Hazreti Fatıma Nebiyy-i Efendimizin biricik kızıdır . Yaşadığı İslami hayatıyla Cennet kadınlarının önünde yer aldığı ,
vefatından önce kendisine müjdelenmiştir . İşte bu Fatıma validemizin bir arzusu vardı . O da diğer mü’mine hanımların da
Cennet’e girmeleri idi .
Fatıma validemizin bu arzusu , Resulüllah efendimizden gelmeydi . Nebiyy-i Ekrem Efendimiz de ümmetinin hanımlarının
Cennete girmelerini ister , onları sık , sık ikaz eder ve irşad ederek ateşten korunmalarına gayret gösterirdi . Hatta
cehennemlik amel işleyen kadınları görünce şefkat ve merhametinden ağlayan Resulüllah’ın göz yaşlarına Fatıma validemizle
damadı Hazreti Ali’de şahit olmuştu .
Bir gün Fatıma validemizle birlikte Resulüllah’ın huzuruna giren İmam-ı Ali , Nebiyy-i Ekrem efendimizi sürekli göz yaşı
döker halde görünce üzülüp sorar :
-Ya Resulullah , sizi böyle göz yaşı dökmeye sevk eden hadise nedir ? Ne için böyle coşkun ağlıyorsunuz ?
-Ya Ali , Mi’raç gecesinde Rabbim bana Cehennem’in ( küçük ) suretini gösterdi . Orada yanacak kadınların misallerini gördüm . Çeşitli azaplarla tazip olunuyorlardı . Onun için göz yaşı dökmekteyim .

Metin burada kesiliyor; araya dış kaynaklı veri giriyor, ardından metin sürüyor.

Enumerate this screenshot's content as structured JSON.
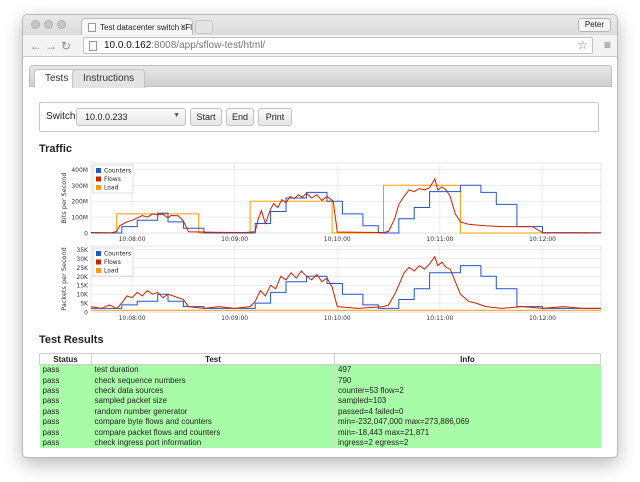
{
  "browser": {
    "tab_title": "Test datacenter switch sFlo",
    "user_button": "Peter",
    "url_host": "10.0.0.162",
    "url_path": ":8008/app/sflow-test/html/"
  },
  "page_tabs": [
    {
      "label": "Tests",
      "active": true
    },
    {
      "label": "Instructions",
      "active": false
    }
  ],
  "controls": {
    "switch_label": "Switch",
    "switch_value": "10.0.0.233",
    "start_label": "Start",
    "end_label": "End",
    "print_label": "Print"
  },
  "traffic_heading": "Traffic",
  "results_heading": "Test Results",
  "chart_data": [
    {
      "type": "line",
      "ylabel": "Bits per Second",
      "ylim": [
        0,
        440
      ],
      "yticks": [
        {
          "v": 0,
          "label": "0"
        },
        {
          "v": 100,
          "label": "100M"
        },
        {
          "v": 200,
          "label": "200M"
        },
        {
          "v": 300,
          "label": "300M"
        },
        {
          "v": 400,
          "label": "400M"
        }
      ],
      "xlim": [
        0,
        497
      ],
      "xticks": [
        {
          "v": 40,
          "label": "10:08:00"
        },
        {
          "v": 140,
          "label": "10:09:00"
        },
        {
          "v": 240,
          "label": "10:10:00"
        },
        {
          "v": 340,
          "label": "10:11:00"
        },
        {
          "v": 440,
          "label": "10:12:00"
        }
      ],
      "legend": "top-left",
      "series": [
        {
          "name": "Counters",
          "color": "#2255cc",
          "points": [
            [
              0,
              0
            ],
            [
              30,
              0
            ],
            [
              30,
              40
            ],
            [
              45,
              40
            ],
            [
              45,
              80
            ],
            [
              65,
              80
            ],
            [
              65,
              125
            ],
            [
              75,
              125
            ],
            [
              75,
              70
            ],
            [
              90,
              70
            ],
            [
              90,
              30
            ],
            [
              110,
              30
            ],
            [
              110,
              0
            ],
            [
              160,
              0
            ],
            [
              160,
              60
            ],
            [
              175,
              60
            ],
            [
              175,
              135
            ],
            [
              190,
              135
            ],
            [
              190,
              220
            ],
            [
              210,
              220
            ],
            [
              210,
              255
            ],
            [
              230,
              255
            ],
            [
              230,
              200
            ],
            [
              245,
              200
            ],
            [
              245,
              120
            ],
            [
              265,
              120
            ],
            [
              265,
              45
            ],
            [
              280,
              45
            ],
            [
              280,
              0
            ],
            [
              300,
              0
            ],
            [
              300,
              90
            ],
            [
              315,
              90
            ],
            [
              315,
              160
            ],
            [
              330,
              160
            ],
            [
              330,
              260
            ],
            [
              360,
              260
            ],
            [
              360,
              300
            ],
            [
              380,
              300
            ],
            [
              380,
              255
            ],
            [
              395,
              255
            ],
            [
              395,
              180
            ],
            [
              415,
              180
            ],
            [
              415,
              40
            ],
            [
              440,
              40
            ],
            [
              440,
              0
            ],
            [
              497,
              0
            ]
          ]
        },
        {
          "name": "Flows",
          "color": "#cc2200",
          "points": [
            [
              0,
              3
            ],
            [
              20,
              2
            ],
            [
              25,
              10
            ],
            [
              28,
              45
            ],
            [
              35,
              70
            ],
            [
              40,
              80
            ],
            [
              45,
              95
            ],
            [
              50,
              110
            ],
            [
              55,
              100
            ],
            [
              60,
              120
            ],
            [
              65,
              115
            ],
            [
              70,
              118
            ],
            [
              75,
              95
            ],
            [
              78,
              110
            ],
            [
              85,
              108
            ],
            [
              90,
              75
            ],
            [
              95,
              8
            ],
            [
              125,
              4
            ],
            [
              150,
              3
            ],
            [
              160,
              8
            ],
            [
              163,
              90
            ],
            [
              166,
              140
            ],
            [
              170,
              60
            ],
            [
              175,
              150
            ],
            [
              178,
              185
            ],
            [
              182,
              160
            ],
            [
              186,
              210
            ],
            [
              190,
              190
            ],
            [
              194,
              230
            ],
            [
              198,
              215
            ],
            [
              202,
              240
            ],
            [
              206,
              225
            ],
            [
              210,
              250
            ],
            [
              215,
              220
            ],
            [
              220,
              240
            ],
            [
              225,
              205
            ],
            [
              230,
              230
            ],
            [
              236,
              200
            ],
            [
              240,
              6
            ],
            [
              270,
              4
            ],
            [
              285,
              3
            ],
            [
              290,
              10
            ],
            [
              296,
              90
            ],
            [
              300,
              180
            ],
            [
              305,
              230
            ],
            [
              310,
              270
            ],
            [
              315,
              260
            ],
            [
              320,
              280
            ],
            [
              325,
              270
            ],
            [
              330,
              285
            ],
            [
              335,
              340
            ],
            [
              338,
              270
            ],
            [
              342,
              290
            ],
            [
              346,
              270
            ],
            [
              350,
              230
            ],
            [
              355,
              120
            ],
            [
              360,
              70
            ],
            [
              368,
              55
            ],
            [
              375,
              50
            ],
            [
              385,
              45
            ],
            [
              400,
              40
            ],
            [
              430,
              40
            ],
            [
              440,
              3
            ],
            [
              497,
              2
            ]
          ]
        },
        {
          "name": "Load",
          "color": "#ff9900",
          "points": [
            [
              0,
              0
            ],
            [
              25,
              0
            ],
            [
              25,
              120
            ],
            [
              105,
              120
            ],
            [
              105,
              0
            ],
            [
              155,
              0
            ],
            [
              155,
              200
            ],
            [
              235,
              200
            ],
            [
              235,
              0
            ],
            [
              285,
              0
            ],
            [
              285,
              300
            ],
            [
              360,
              300
            ],
            [
              360,
              0
            ],
            [
              497,
              0
            ]
          ]
        }
      ]
    },
    {
      "type": "line",
      "ylabel": "Packets per Second",
      "ylim": [
        0,
        37
      ],
      "yticks": [
        {
          "v": 0,
          "label": "0"
        },
        {
          "v": 5,
          "label": "5K"
        },
        {
          "v": 10,
          "label": "10K"
        },
        {
          "v": 15,
          "label": "15K"
        },
        {
          "v": 20,
          "label": "20K"
        },
        {
          "v": 25,
          "label": "25K"
        },
        {
          "v": 30,
          "label": "30K"
        },
        {
          "v": 35,
          "label": "35K"
        }
      ],
      "xlim": [
        0,
        497
      ],
      "xticks": [
        {
          "v": 40,
          "label": "10:08:00"
        },
        {
          "v": 140,
          "label": "10:09:00"
        },
        {
          "v": 240,
          "label": "10:10:00"
        },
        {
          "v": 340,
          "label": "10:11:00"
        },
        {
          "v": 440,
          "label": "10:12:00"
        }
      ],
      "legend": "top-left",
      "series": [
        {
          "name": "Counters",
          "color": "#2255cc",
          "points": [
            [
              0,
              2
            ],
            [
              30,
              2
            ],
            [
              30,
              4
            ],
            [
              45,
              4
            ],
            [
              45,
              6
            ],
            [
              65,
              6
            ],
            [
              65,
              10
            ],
            [
              75,
              10
            ],
            [
              75,
              6
            ],
            [
              90,
              6
            ],
            [
              90,
              3
            ],
            [
              110,
              3
            ],
            [
              110,
              2
            ],
            [
              160,
              2
            ],
            [
              160,
              5
            ],
            [
              175,
              5
            ],
            [
              175,
              11
            ],
            [
              190,
              11
            ],
            [
              190,
              17
            ],
            [
              210,
              17
            ],
            [
              210,
              20
            ],
            [
              230,
              20
            ],
            [
              230,
              16
            ],
            [
              245,
              16
            ],
            [
              245,
              10
            ],
            [
              265,
              10
            ],
            [
              265,
              4
            ],
            [
              280,
              4
            ],
            [
              280,
              2
            ],
            [
              300,
              2
            ],
            [
              300,
              7
            ],
            [
              315,
              7
            ],
            [
              315,
              13
            ],
            [
              330,
              13
            ],
            [
              330,
              22
            ],
            [
              360,
              22
            ],
            [
              360,
              26
            ],
            [
              380,
              26
            ],
            [
              380,
              20
            ],
            [
              395,
              20
            ],
            [
              395,
              13
            ],
            [
              415,
              13
            ],
            [
              415,
              3
            ],
            [
              440,
              3
            ],
            [
              440,
              2
            ],
            [
              497,
              2
            ]
          ]
        },
        {
          "name": "Flows",
          "color": "#cc2200",
          "points": [
            [
              0,
              3
            ],
            [
              10,
              2
            ],
            [
              18,
              4
            ],
            [
              25,
              2
            ],
            [
              30,
              5
            ],
            [
              35,
              9
            ],
            [
              40,
              8
            ],
            [
              45,
              11
            ],
            [
              50,
              9
            ],
            [
              55,
              12
            ],
            [
              60,
              10
            ],
            [
              65,
              11
            ],
            [
              70,
              8
            ],
            [
              75,
              10
            ],
            [
              80,
              9
            ],
            [
              90,
              7
            ],
            [
              95,
              3
            ],
            [
              110,
              2
            ],
            [
              125,
              3
            ],
            [
              140,
              2
            ],
            [
              155,
              3
            ],
            [
              160,
              6
            ],
            [
              165,
              12
            ],
            [
              170,
              9
            ],
            [
              175,
              15
            ],
            [
              180,
              13
            ],
            [
              185,
              20
            ],
            [
              190,
              18
            ],
            [
              195,
              22
            ],
            [
              200,
              19
            ],
            [
              205,
              23
            ],
            [
              210,
              20
            ],
            [
              215,
              18
            ],
            [
              220,
              21
            ],
            [
              225,
              17
            ],
            [
              230,
              19
            ],
            [
              235,
              14
            ],
            [
              240,
              3
            ],
            [
              260,
              2
            ],
            [
              285,
              3
            ],
            [
              290,
              4
            ],
            [
              296,
              10
            ],
            [
              300,
              15
            ],
            [
              305,
              22
            ],
            [
              310,
              25
            ],
            [
              315,
              23
            ],
            [
              320,
              26
            ],
            [
              325,
              24
            ],
            [
              330,
              27
            ],
            [
              335,
              31
            ],
            [
              338,
              26
            ],
            [
              342,
              28
            ],
            [
              346,
              25
            ],
            [
              350,
              24
            ],
            [
              355,
              17
            ],
            [
              360,
              10
            ],
            [
              368,
              6
            ],
            [
              375,
              5
            ],
            [
              385,
              3
            ],
            [
              400,
              2
            ],
            [
              420,
              3
            ],
            [
              440,
              2
            ],
            [
              460,
              3
            ],
            [
              480,
              2
            ],
            [
              497,
              2
            ]
          ]
        },
        {
          "name": "Load",
          "color": "#ff9900",
          "points": [
            [
              0,
              1
            ],
            [
              497,
              1
            ]
          ]
        }
      ]
    }
  ],
  "results_table": {
    "headers": [
      "Status",
      "Test",
      "Info"
    ],
    "rows": [
      {
        "status": "pass",
        "test": "test duration",
        "info": "497"
      },
      {
        "status": "pass",
        "test": "check sequence numbers",
        "info": "790"
      },
      {
        "status": "pass",
        "test": "check data sources",
        "info": "counter=53 flow=2"
      },
      {
        "status": "pass",
        "test": "sampled packet size",
        "info": "sampled=103"
      },
      {
        "status": "pass",
        "test": "random number generator",
        "info": "passed=4 failed=0"
      },
      {
        "status": "pass",
        "test": "compare byte flows and counters",
        "info": "min=-232,047,000 max=273,886,069"
      },
      {
        "status": "pass",
        "test": "compare packet flows and counters",
        "info": "min=-18,443 max=21,871"
      },
      {
        "status": "pass",
        "test": "check ingress port information",
        "info": "ingress=2 egress=2"
      }
    ]
  }
}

-Nasıl azap görüyorlardı ya Resulallah ? Efendimiz şöyle anlatır :
-Bir kadın gördüm saçlarından asılmış sallanıp duruyordu .

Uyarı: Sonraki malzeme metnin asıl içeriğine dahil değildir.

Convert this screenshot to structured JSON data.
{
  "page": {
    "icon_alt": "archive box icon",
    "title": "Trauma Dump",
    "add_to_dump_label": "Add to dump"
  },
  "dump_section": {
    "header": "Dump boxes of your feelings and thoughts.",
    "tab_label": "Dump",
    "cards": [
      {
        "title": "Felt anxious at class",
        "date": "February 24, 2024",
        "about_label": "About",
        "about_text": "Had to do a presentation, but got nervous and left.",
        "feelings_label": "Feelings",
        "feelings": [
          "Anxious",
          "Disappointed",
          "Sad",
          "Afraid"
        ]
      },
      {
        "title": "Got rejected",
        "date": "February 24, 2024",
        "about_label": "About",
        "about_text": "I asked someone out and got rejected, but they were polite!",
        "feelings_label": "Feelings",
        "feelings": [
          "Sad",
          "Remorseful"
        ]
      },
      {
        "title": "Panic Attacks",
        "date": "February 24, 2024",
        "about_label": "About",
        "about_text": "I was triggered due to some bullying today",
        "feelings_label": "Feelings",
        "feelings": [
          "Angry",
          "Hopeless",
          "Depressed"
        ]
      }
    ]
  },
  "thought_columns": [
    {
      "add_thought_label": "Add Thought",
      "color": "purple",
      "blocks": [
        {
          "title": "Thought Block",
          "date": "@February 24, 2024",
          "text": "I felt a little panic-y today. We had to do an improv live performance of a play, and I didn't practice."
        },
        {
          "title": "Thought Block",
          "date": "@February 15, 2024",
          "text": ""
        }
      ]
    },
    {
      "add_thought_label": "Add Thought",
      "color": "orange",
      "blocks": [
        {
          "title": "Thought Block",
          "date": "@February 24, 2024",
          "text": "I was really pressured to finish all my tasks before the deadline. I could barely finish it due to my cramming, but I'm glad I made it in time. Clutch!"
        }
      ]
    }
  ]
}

-Bir kadın gördüm , dilinden asılmış ağzından da katran dökülüyordu .
-Bir kadın gördüm , göğsünden asılmış feryat ediyordu .
-Bir kadın gördüm , ayakları göğsüne , elleri başına bağlanmış , çevresinde yılan ve akrepler dolaşıyordu .

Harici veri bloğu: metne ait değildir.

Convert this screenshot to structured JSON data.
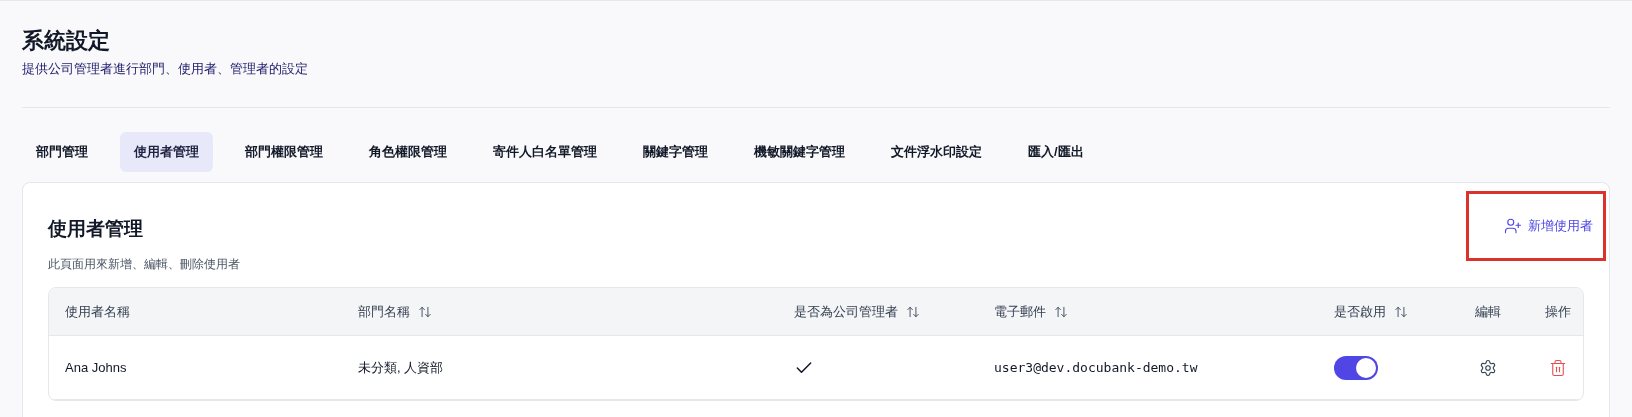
{
  "header": {
    "title": "系統設定",
    "subtitle": "提供公司管理者進行部門、使用者、管理者的設定"
  },
  "tabs": [
    {
      "label": "部門管理",
      "selected": false
    },
    {
      "label": "使用者管理",
      "selected": true
    },
    {
      "label": "部門權限管理",
      "selected": false
    },
    {
      "label": "角色權限管理",
      "selected": false
    },
    {
      "label": "寄件人白名單管理",
      "selected": false
    },
    {
      "label": "關鍵字管理",
      "selected": false
    },
    {
      "label": "機敏關鍵字管理",
      "selected": false
    },
    {
      "label": "文件浮水印設定",
      "selected": false
    },
    {
      "label": "匯入/匯出",
      "selected": false
    }
  ],
  "panel": {
    "title": "使用者管理",
    "description": "此頁面用來新增、編輯、刪除使用者",
    "add_button": {
      "label": "新增使用者",
      "highlighted": true
    }
  },
  "table": {
    "columns": [
      {
        "label": "使用者名稱",
        "sortable": false
      },
      {
        "label": "部門名稱",
        "sortable": true
      },
      {
        "label": "是否為公司管理者",
        "sortable": true
      },
      {
        "label": "電子郵件",
        "sortable": true
      },
      {
        "label": "是否啟用",
        "sortable": true
      },
      {
        "label": "編輯",
        "sortable": false
      },
      {
        "label": "操作",
        "sortable": false
      }
    ],
    "rows": [
      {
        "name": "Ana Johns",
        "department": "未分類, 人資部",
        "is_admin": true,
        "email": "user3@dev.docubank-demo.tw",
        "enabled": true
      }
    ]
  }
}
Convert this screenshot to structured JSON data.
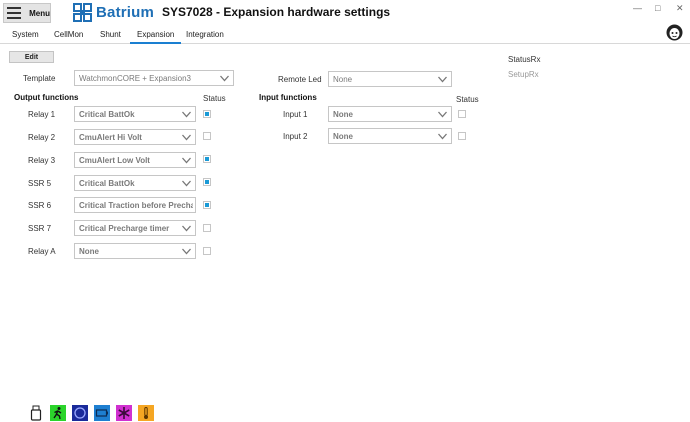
{
  "header": {
    "menu_label": "Menu",
    "logo_text": "Batrium",
    "title": "SYS7028 - Expansion hardware settings",
    "window_controls": {
      "minimize": "—",
      "maximize": "□",
      "close": "✕"
    }
  },
  "tabs": [
    {
      "label": "System"
    },
    {
      "label": "CellMon"
    },
    {
      "label": "Shunt"
    },
    {
      "label": "Expansion",
      "active": true
    },
    {
      "label": "Integration"
    }
  ],
  "toolbar": {
    "edit_label": "Edit"
  },
  "status": {
    "status_rx": "StatusRx",
    "setup_rx": "SetupRx"
  },
  "template": {
    "label": "Template",
    "value": "WatchmonCORE + Expansion3"
  },
  "remote_led": {
    "label": "Remote Led",
    "value": "None"
  },
  "output_section": {
    "title": "Output functions",
    "status_header": "Status"
  },
  "outputs": [
    {
      "label": "Relay 1",
      "value": "Critical BattOk",
      "checked": true
    },
    {
      "label": "Relay 2",
      "value": "CmuAlert Hi Volt",
      "checked": false
    },
    {
      "label": "Relay 3",
      "value": "CmuAlert Low Volt",
      "checked": true
    },
    {
      "label": "SSR 5",
      "value": "Critical BattOk",
      "checked": true
    },
    {
      "label": "SSR 6",
      "value": "Critical Traction before Precharge",
      "checked": true
    },
    {
      "label": "SSR 7",
      "value": "Critical Precharge timer",
      "checked": false
    },
    {
      "label": "Relay A",
      "value": "None",
      "checked": false
    }
  ],
  "input_section": {
    "title": "Input functions",
    "status_header": "Status"
  },
  "inputs": [
    {
      "label": "Input 1",
      "value": "None",
      "checked": false
    },
    {
      "label": "Input 2",
      "value": "None",
      "checked": false
    }
  ],
  "bottom_icons": [
    {
      "name": "usb-icon",
      "color": "#ffffff"
    },
    {
      "name": "running-man-icon",
      "color": "#2bd42b"
    },
    {
      "name": "circle-icon",
      "color": "#1a2a9a"
    },
    {
      "name": "battery-icon",
      "color": "#1e7fd1"
    },
    {
      "name": "fan-icon",
      "color": "#d030d0"
    },
    {
      "name": "thermometer-icon",
      "color": "#f5a623"
    }
  ],
  "colors": {
    "accent": "#1a7fd1",
    "checkbox_fill": "#1a9ad6",
    "logo": "#1f6fb5"
  }
}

-Bir kadın gördüm , gövdesi eşek , başı da hınzır başı gibi .
-Bir kadın gördüm , köpek şekline çevrilmiş ağzından ateş dökülüyordu . Meleklerde dökmemesi için ateşten kamçılarla vuruyorlardı .
Daha fazla sabredemeyen Fatıma validemiz de Resülallah ( s . a .v . ) gibi göz yaşı dökmeye başlarken ; sormaktan da kendini alamaz :
-Ya Resulallah , bu kadınların amelleri neydi , hangi hal ve tutumlarından dolayı böyle azap görmekteydiler ?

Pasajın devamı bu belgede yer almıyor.